EFE/EPA/MONIRUL ALAM

El ciclón Mocha, que tocó tierra el domingo en el oeste de Birmania, ha dejado al menos 130 muertos en campamentos de desplazados de rohinyás en los aledaños de la ciudad de Sittwe (en el estado occidental de Rakháin), la más afectada, descrita a EFE por testigos como si «hubiera sido bombardeada».

«No he vivido una situación así en mi vida. Es como si la ciudad hubiera sido bombardeada. Los tejados de las casas no están. No queda nada», dijo hoy a EFE desde Sittwe U Aung Aung, secretario de la cámara de comercio e industria de Rakháin.

El hombre, de unos cincuenta años, afirma que no ha podido salir de su vivienda, mientras «el Ejército y la policía limpian las carreteras», y reitera que «hay muchos daños, aunque los programas de ayuda no han llegado aún. Tenemos que arreglar nosotros la casa».

Si bien Sittwe, la capital del estado occidental de Rakháin, hogar de unas 150.000 personas, es según oenegés y agencias de la ONU la urbe más afectada por Mocha, se teme que la mayoría de muertos se concentre en los campos de desplazados de sus alrededores, donde viven más de 100.000 miembros de la minoría musulmana rohinyá.

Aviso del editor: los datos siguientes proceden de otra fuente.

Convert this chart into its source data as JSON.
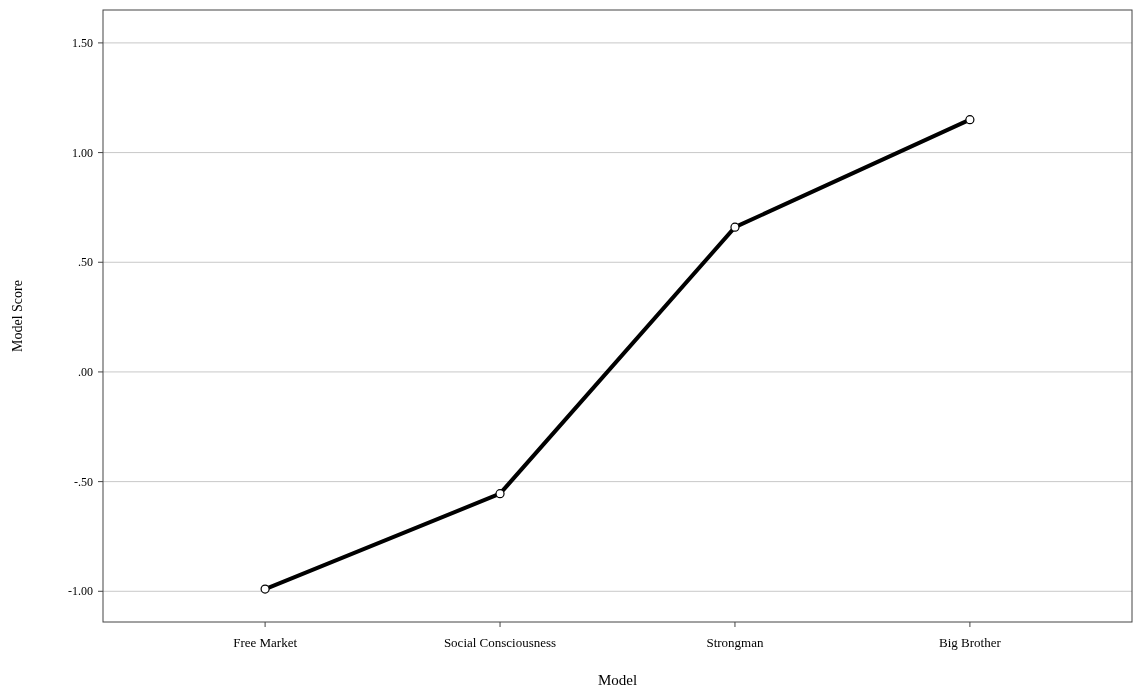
{
  "chart_data": {
    "type": "line",
    "xlabel": "Model",
    "ylabel": "Model Score",
    "categories": [
      "Free Market",
      "Social Consciousness",
      "Strongman",
      "Big Brother"
    ],
    "series": [
      {
        "color": "#000000",
        "values": [
          -0.99,
          -0.555,
          0.66,
          1.15
        ]
      }
    ],
    "ylim": [
      -1.14,
      1.65
    ],
    "yticks": [
      {
        "value": -1,
        "label": "-1.00"
      },
      {
        "value": -0.5,
        "label": "-.50"
      },
      {
        "value": 0,
        "label": ".00"
      },
      {
        "value": 0.5,
        "label": ".50"
      },
      {
        "value": 1,
        "label": "1.00"
      },
      {
        "value": 1.5,
        "label": "1.50"
      }
    ],
    "grid": "y",
    "marker": "circle",
    "line_style": "solid"
  }
}
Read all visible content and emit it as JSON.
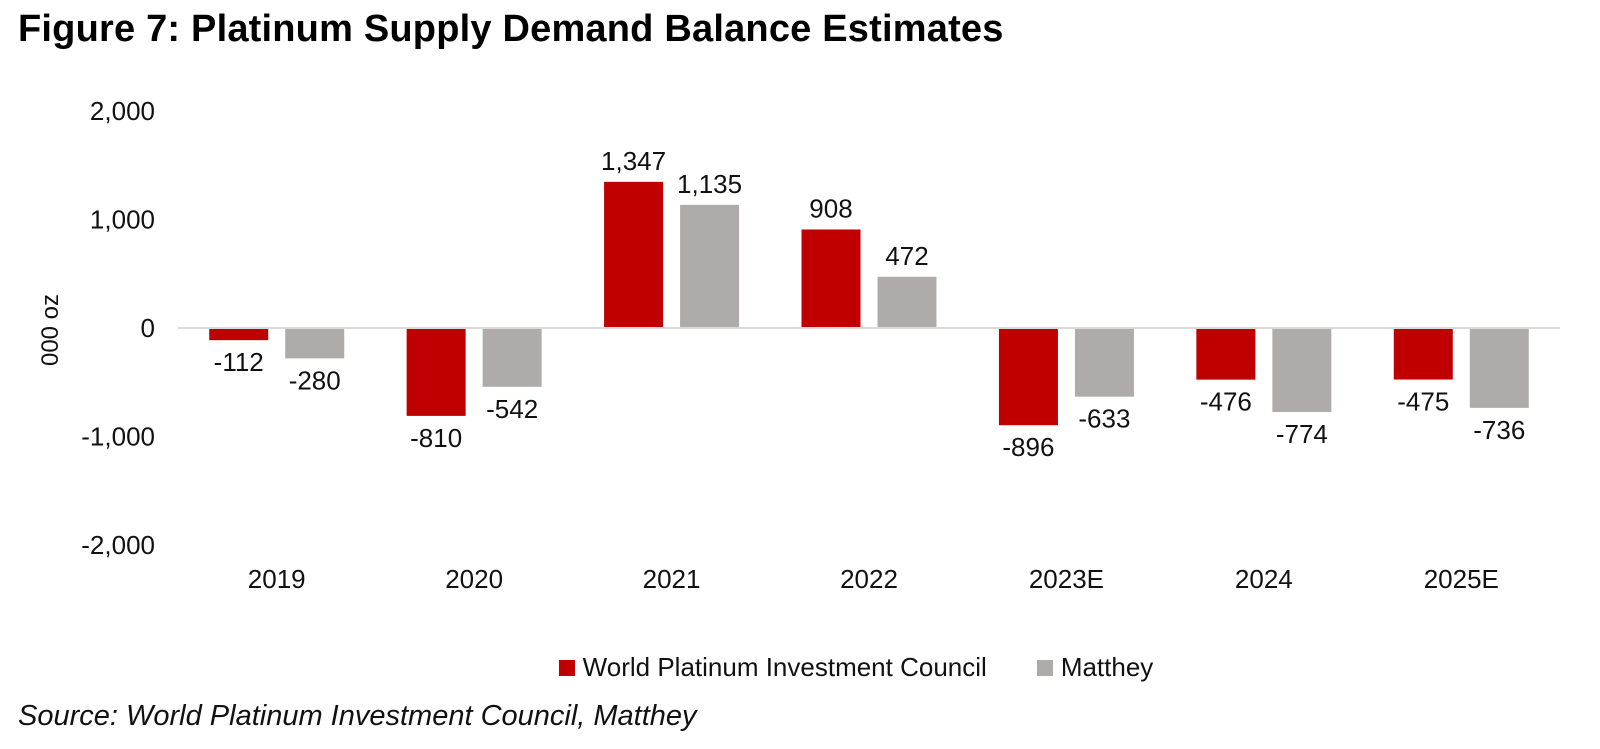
{
  "title": "Figure 7: Platinum Supply Demand Balance Estimates",
  "source": "Source: World Platinum Investment Council, Matthey",
  "chart_data": {
    "type": "bar",
    "title": "Figure 7: Platinum Supply Demand Balance Estimates",
    "xlabel": "",
    "ylabel": "000 oz",
    "ylim": [
      -2000,
      2000
    ],
    "yticks": [
      2000,
      1000,
      0,
      -1000,
      -2000
    ],
    "ytick_labels": [
      "2,000",
      "1,000",
      "0",
      "-1,000",
      "-2,000"
    ],
    "categories": [
      "2019",
      "2020",
      "2021",
      "2022",
      "2023E",
      "2024",
      "2025E"
    ],
    "series": [
      {
        "name": "World Platinum Investment Council",
        "color": "#C00000",
        "values": [
          -112,
          -810,
          1347,
          908,
          -896,
          -476,
          -475
        ],
        "labels": [
          "-112",
          "-810",
          "1,347",
          "908",
          "-896",
          "-476",
          "-475"
        ]
      },
      {
        "name": "Matthey",
        "color": "#AFABAB",
        "values": [
          -280,
          -542,
          1135,
          472,
          -633,
          -774,
          -736
        ],
        "labels": [
          "-280",
          "-542",
          "1,135",
          "472",
          "-633",
          "-774",
          "-736"
        ]
      }
    ],
    "grid": false,
    "legend_position": "bottom-center"
  }
}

Aunque han pasado tres días desde su impacto, es difícil conocer con exactitud el número de víctimas y la situación en el terreno.

Según los últimos datos del grupo de voluntarios Alin Yaung, que actúan en la zona, a los que tuvo acceso EFE, al menos 130 rohinyás de 11 campos de desplazados han muerto debido al ciclón, una cifra que el medio local The Irrawaddy eleva en total a más de 200, si bien anticipa que la cifra puede aumentar porque centenares siguen desaparecidos.

La oenegé Partners Relief & Development, que opera en la zona, afirma asimismo en su cuenta de Twitter que los campos de rohinyás han quedado «diezmados» por la tormenta y que las carreteras están bloqueadas y la electricidad cortada.

La Oficina para la Coordinación de Ayuda Humanitaria de la ONU (OCHA) indica que se teme que «docenas» hayan muerto y describe en un comunicado un «escenario de pesadilla», advirtiendo de que se estima que 5,4 millones de personas se encontraban en la zona impactada por el ciclón.

La violenta tormenta destrozó las telecomunicaciones y el acceso a la zona, en un estado además especialmente desatendido, pues en Rakháin viven cientos de miles de miembros de la minoría musulmana rohinyá, que Birmania no reconoce como ciudadanos del país y cuyo Ejército persigue.

La situación en el terreno está pues salpicada de incertidumbre y desconfianza, pues mientras oenegés hablan de cientos de muertos, la junta militar birmana, que se instaló en el poder tras dar un golpe de Estado el 1 de febrero de 2021, solo reconoce 21 muertos, entre ellos miembros de las fuerzas de seguridad, según un diario militar.

La junta está liderada por el mismo general, Min Aung Hlaing, responsable de la campaña de limpieza étnica de 2017 que derivó en el éxodo de unos 700.000 rohinyás a Bangladesh.

Según contó a EFE Ko Thar Shay, secretario de la Fundación Metta Raya, con sede en Sittwe, la desconfianza hacia los militares habría llevado a muchos rohinyás a preferir no ser evacuados antes de que impactara el ciclón.

«Aunque se advirtió los días previos sobre lo peligrosa que sería la tormenta, muchos no se fiaron de la información y decidieron quedarse», indica, puntualizando que, según sus cálculos, «solo se marchó alrededor del 30 por ciento» de los desplazados rohinyás.

El ciclón Mocha tocó tierra el domingo entre la costa sur de Bangladesh y el oeste de la vecina Birmania, con vientos sostenidos de más de 150 kilómetros por hora, la mayor tormenta que ha sacudido la bahía de Bengala en más de una década.